If you are recently divorced and managing money on your own for the first time, you are not alone. Many of the women who I work with are dealing with not only the stress of their divorce but also the need to become educated on their own personal finances. I was curious to get some feedback from some of my colleagues so I reached out to get their top money management tips for recently divorced women.
The good news? Divorce doesn’t have to threaten your financial freedom. Whether you’re newly divorced or contemplating divorce, here are steps you can take to feel confident and in control as you head into this next chapter.
Set goals. Your situation has changed and so have your financial goals. Where do you see yourself in five or ten years? When do you want to retire? How will you invest your money? Setting goals may seem stressful but think of it as an opportunity to create the type of life you want.
Create a budget. If you weren’t the financial decision-maker when you were married, budgeting may be a new concept for you. There are free budgeting tools available online.
Organize yourself. Set up a filing system to keep track of important documents, tax information, bank accounts, etc. By having a system in place, you can easily access the information you need to make smart financial decisions.
Don’t try to tackle everything at once. Take small steps each day toward your financial goals. Most importantly, go easy on yourself. Hit the pause button and recharge. This will help you move forward with a clear mind and leave the past where it belongs.
You may not want to continue with the financial advisor you and your ex used. Get referrals, ask about their process, their fees and their experience with divorced clients.
Work with your financial advisor to develop a plan and monitor it periodically. Look for tax-efficient ways to save for retirement, like Roth IRAs and Roth 401ks.
Get a copy of your credit report. Use your cards regularly and pay off the balance on time every month.
1. When you prepare your budget, prioritize your discretionary spending and decide what your "must-have" discretionary expenses are. If you know you won't bend on some discretionary expenses, like veterinary bills for your pet or getting your hair done, be realistic and if possible, treat those like fixed expenses because you are probably going to spend that money anyway.
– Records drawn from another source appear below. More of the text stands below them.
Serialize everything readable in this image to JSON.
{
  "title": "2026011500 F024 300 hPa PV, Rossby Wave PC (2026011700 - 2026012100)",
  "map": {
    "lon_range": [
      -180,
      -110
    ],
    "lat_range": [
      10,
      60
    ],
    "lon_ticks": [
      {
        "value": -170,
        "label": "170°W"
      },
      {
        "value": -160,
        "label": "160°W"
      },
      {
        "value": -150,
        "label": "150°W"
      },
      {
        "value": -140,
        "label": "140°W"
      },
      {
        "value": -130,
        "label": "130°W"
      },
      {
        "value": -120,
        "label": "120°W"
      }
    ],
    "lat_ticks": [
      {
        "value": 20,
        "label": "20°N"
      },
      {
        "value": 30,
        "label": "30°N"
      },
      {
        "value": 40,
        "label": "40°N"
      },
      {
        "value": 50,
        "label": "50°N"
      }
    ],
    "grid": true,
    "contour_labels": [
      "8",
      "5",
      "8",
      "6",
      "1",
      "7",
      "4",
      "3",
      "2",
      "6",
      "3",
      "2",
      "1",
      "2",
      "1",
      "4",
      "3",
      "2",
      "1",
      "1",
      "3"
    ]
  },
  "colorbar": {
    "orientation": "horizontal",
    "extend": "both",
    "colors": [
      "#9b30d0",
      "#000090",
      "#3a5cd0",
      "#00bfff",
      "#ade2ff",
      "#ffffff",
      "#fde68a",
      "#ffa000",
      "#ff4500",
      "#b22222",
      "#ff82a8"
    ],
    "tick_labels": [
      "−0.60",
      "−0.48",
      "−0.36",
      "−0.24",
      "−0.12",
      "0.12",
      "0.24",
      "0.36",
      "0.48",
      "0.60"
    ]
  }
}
That way you won't beat yourself up when you spend that money because you have prioritized your needs.
2. That being said, get creative and treat saving money as a game and find ways to do what you like to do for less. It may be a new thing, but using coupons, looking for sales and finding deals can be fun and rewarding. No one will know but you that your dress was from a consignment shop or that you had your hair or nails done at the local cosmetology school.
3. Support is essential after a divorce but find ways to get your emotional needs met that don't involve spending money. You may need to find new friends who can have fun in ways other than eating and drinking out and shopping. Exercise and doing for others is more emotionally gratifying and you might find +your new group of friends more interesting!
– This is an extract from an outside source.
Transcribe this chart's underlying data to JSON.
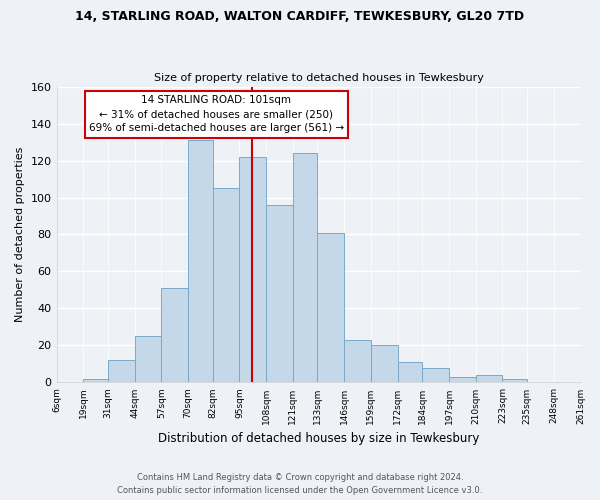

Pay Yourself First. Transfer a set amount from your earnings to your savings each month. Even a small amount in the beginning helps. If your employer offers a 401K match, strive to set aside at least enough to receive the full match.
Maintain Good Credit. You can obtain one free annual credit report from each of the three major credit bureaus: TransUnion, Equifax, and Experian. Order one report from one of the credit bureaus every four months to monitor changes on a timely basis. Good credit is required for obtaining loans and low-interest rates. Monitoring your credit can also help you guard against identity theft.
Update Your Estate Plan. Have your will and any trusts reviewed by a legal professional as soon as your divorce is final. Prepare advance directives, such as a durable power of attorney, living will, and health care proxy. Your financial advisor can help you update your beneficiary designations on all of your accounts. This is important for everyone at any time, regardless of age.
My best tip is to find an ally! Make sure that the advisor you choose feels like your best friend and not your rich grandpa. You need to be able to be honest with them and know that they'll be honest with you. We all have the same products and services available so find the person that you connect with at a heart level. You'll be so glad you did!
Tip #1: Educate yourself. I know that going through a divorce and then being on your own for the first time can be incredibly stressful and overwhelming. If you are not familiar with your finances, it might be the very last thing you want to deal with. However, knowledge really is power! There are tons of free resources to begin educating yourself. The first personal finance book that I ever read was David Bach's Smart Women Finish Rich and I highly recommend it.
Tip #2: Don't make any large purchases. Talk about the pot calling the kettle black. Within a month of my divorce, I spent a large sum of money on two things: 1) I went on a cruise with some friends for a bachelorette party (the irony, I know!) and 2) I bought a new suite of bedroom furniture. Still, if I put my financial advisor hat on, I would highly encourage you to get used to your new life (and your new budget) before making any large purchases.
Tip #3: Have a plan. Regardless of how much or how little money you have, it's important to have a written financial plan. A plan gives you control. It will help you to know when it's okay to make those large purchases so you don't have to feel anxious about spending the money. It will also help keep you on track to reaching your long-term goals.